Despite the heat of the bullets cutting the air and the sheath of sweat under his snow suit, Reader felt very cold inside.
WHEN THE THIRD C-130’s last engine billowed with smoke, roiling forth as a 180-grain high-velocity slug had punched through its internals, Mack Bolan let the rifle drop into the snow and crawled onto the back of the Arctic Cat snowmobile. Graham and Reader were in the middle of a frantic firefight with the defenders of the airfield, and the enemy gunners had proved disciplined and capable.
Bolan wished that he could have had a grenade launcher to even up the odds, because against enemies with such skill and determination, a person needed all the edge he or she could get. Instead, all he had left was the Uzi, abandoning the bolt action as just a little too slow to make a difference against this crowd of gunmen.

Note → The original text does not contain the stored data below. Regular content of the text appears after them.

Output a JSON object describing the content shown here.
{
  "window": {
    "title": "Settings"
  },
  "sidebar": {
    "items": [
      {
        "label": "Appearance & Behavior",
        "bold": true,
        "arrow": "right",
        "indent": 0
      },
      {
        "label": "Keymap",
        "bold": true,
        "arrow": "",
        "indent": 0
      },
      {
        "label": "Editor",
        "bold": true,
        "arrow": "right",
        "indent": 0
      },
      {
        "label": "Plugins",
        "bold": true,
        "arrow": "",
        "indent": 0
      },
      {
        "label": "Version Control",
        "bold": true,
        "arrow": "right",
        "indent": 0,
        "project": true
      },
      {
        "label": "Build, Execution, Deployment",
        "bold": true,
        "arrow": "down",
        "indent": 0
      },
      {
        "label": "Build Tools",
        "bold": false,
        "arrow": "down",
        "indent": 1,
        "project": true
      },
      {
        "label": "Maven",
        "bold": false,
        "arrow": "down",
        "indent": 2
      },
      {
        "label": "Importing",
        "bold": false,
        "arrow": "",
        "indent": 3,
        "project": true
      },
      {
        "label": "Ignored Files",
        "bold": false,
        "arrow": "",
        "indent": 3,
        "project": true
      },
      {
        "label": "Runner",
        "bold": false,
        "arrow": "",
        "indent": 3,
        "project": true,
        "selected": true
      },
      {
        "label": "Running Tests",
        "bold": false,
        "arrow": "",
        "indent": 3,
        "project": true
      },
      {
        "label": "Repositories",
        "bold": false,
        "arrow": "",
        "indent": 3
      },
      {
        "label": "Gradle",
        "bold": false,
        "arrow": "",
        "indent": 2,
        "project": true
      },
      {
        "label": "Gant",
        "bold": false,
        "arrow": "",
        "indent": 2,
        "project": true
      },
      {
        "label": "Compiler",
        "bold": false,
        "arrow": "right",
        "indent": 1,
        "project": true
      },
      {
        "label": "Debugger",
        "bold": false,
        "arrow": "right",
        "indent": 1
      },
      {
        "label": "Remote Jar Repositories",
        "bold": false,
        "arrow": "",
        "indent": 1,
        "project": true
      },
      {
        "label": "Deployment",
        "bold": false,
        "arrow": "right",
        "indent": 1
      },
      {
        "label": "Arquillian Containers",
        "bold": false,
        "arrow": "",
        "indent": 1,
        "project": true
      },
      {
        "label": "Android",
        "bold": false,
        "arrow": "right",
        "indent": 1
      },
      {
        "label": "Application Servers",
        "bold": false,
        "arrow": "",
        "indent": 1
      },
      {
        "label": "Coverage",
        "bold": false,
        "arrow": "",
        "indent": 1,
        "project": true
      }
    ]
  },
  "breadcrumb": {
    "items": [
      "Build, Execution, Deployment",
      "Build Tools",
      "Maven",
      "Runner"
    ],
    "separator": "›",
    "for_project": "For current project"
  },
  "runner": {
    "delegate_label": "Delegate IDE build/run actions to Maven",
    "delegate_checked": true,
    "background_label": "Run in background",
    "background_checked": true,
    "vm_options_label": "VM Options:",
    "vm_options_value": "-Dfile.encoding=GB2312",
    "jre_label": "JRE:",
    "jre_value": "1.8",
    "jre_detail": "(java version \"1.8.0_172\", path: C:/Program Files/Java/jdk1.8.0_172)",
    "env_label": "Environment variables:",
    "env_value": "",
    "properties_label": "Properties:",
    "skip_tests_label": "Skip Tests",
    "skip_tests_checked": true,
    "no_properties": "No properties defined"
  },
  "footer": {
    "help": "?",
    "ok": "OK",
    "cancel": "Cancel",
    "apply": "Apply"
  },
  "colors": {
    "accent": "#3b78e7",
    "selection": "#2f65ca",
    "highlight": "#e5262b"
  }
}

It was time to get close and nasty. The Arctic Cat launched off an outcropping, snow trailing behind him like a cloud of exhaust, the single wide tread whirling as it was freed from contact with ground or powder. The vehicle had become an aircraft for a heartbeat before coming down with a jolt. The front skis shoved back hard into their shock absorbers, and then the wide-belt tread bit into snow again and thrust the snowmobile forward like a missile. With Bolan and his gear, the snowmobile was 750 pounds of hurtling war machine. He gripped the Uzi in preparation for his arrival into the midst of the battle, and taking off from a ramp of packed snow, he exploded over the heads of a group of guards. Trailing snow sprayed in their eyes and they fired their rifles ineffectually into the sky, but by then the Executioner was behind them, landed on the airfield and spinning the Arctic Cat around with deft precision.